In the new edition the dose of amoxycillin is reduced to 2 g and there is no additional drug for high-risk patients. I am unhappy about the omission of the category of high-risk patients because I am aware of three cases where oral amoxycillin failed to prevent the occurrence of endocarditis. A recent British paper3 continues to advocate a supplementary antibiotic for high-risk patients.

The editors of the Antibiotic Guidelines do not explain these changes. They state 'Consensus is currently changing and these recommendations are based upon current international practice'. It would seem that on the whole the guidelines of the American Heart Association4 were followed. Would it not be more logical to base the new recommendations on an analysis of case histories? One way of approaching this difficult subject would be by analysing instances where previous recommendations for prevention had failed. Unfortunately there is no central body responsible for listing such failures. The last such study5 was published in 1982. We can only ascertain whether the prophylactic measures suggested by various authorities are effective or not, if records are kept.

It is unfortunate that guidelines for the prevention of endocarditis differ from country to country. I agree with the suggestion that we should have uniform guidelines throughout the world.6

E.H. Ehrmann
Senior Fellow
School of Dental Science
Faculty of Medicine, Dentistry and Health Science
University of Melbourne

Professor W. John Spicer, Chairman, and Dr David Looke, Member, Writing Group for Antibiotic Guidelines, comment:

We empathise with Dr Ehrmann's difficulties. These difficulties stem from one currently insuperable problem in writing guidelines for endocarditis prophylaxis; there are no accurate, quantitative data on:

  • the risks of particular procedures
  • the risks of particular cardiac lesions
  • the results of particular antibiotic regimens.

The Antibiotic Guidelines have been evidence-based for over 20 years, but in endocarditis prophylaxis, the evidence is like the Dead Sea Scrolls. It is fragmentary, imperfect, capable of various interpretations, or (mainly) missing!

Another problem in countries like Australia is that it is difficult logically or medicolegally to differ from major overseas guidelines when there are no data to show whether the outcomes of a different Australian recommendation would be similar, better or worse.

To address Dr Ehrmann's specific difficulties:

There is no good evidence to continue the practice of low-risk/high-risk stratification.

Three grams of amoxycillin was recommended originally simply because of the availability of that formulation. Pharmacokinetic data show that 2 g is enough. Certainly, 3 g is too much for some patients to tolerate. Whether or not a second dose would prevent endocarditis not prevented by a single dose, is pure conjecture.
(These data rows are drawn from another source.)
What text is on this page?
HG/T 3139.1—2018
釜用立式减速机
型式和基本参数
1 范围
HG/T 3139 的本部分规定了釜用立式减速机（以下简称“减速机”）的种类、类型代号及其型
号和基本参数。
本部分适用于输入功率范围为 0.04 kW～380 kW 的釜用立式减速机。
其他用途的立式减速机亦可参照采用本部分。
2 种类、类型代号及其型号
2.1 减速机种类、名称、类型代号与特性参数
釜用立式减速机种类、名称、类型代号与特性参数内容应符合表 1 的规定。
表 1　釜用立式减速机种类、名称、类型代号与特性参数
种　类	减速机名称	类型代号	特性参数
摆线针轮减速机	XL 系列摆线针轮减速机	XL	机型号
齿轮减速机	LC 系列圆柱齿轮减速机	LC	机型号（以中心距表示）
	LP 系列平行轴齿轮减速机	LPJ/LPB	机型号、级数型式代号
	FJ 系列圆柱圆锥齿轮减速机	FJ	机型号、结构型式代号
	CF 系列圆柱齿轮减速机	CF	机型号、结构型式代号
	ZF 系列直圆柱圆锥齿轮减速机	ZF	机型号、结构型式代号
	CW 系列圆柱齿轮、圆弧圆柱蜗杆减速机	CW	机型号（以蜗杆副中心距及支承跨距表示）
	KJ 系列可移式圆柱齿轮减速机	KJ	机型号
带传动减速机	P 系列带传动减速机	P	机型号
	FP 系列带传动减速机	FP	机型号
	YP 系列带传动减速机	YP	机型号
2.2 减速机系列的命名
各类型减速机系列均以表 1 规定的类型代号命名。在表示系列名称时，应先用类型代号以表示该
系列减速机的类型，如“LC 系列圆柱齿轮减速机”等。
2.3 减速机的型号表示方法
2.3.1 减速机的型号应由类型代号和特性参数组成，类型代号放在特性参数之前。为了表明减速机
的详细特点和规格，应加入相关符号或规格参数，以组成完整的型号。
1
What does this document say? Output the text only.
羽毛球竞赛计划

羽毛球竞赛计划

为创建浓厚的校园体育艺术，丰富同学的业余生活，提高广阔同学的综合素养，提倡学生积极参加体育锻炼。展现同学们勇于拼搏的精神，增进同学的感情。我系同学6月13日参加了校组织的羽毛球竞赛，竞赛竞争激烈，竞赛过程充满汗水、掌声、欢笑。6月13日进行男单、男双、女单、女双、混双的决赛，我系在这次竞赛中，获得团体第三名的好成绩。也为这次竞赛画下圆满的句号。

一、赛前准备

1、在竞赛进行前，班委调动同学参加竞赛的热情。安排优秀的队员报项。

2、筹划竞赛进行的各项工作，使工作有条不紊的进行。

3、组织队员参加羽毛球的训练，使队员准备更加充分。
There is no good evidence that gentamicin is necessary or effective in prophylaxis (as distinct from treatment). We have therefore moved towards the American and British recommendations.

Dr Ehrmann's comments are welcome and constructive. In this area with so little hard evidence, opinion must be gathered, weighed and synthesised into coherent recommendations. Variation is acceptable if good reasons and particular circumstances exist. Compromise is inevitable, and disagreement predictable.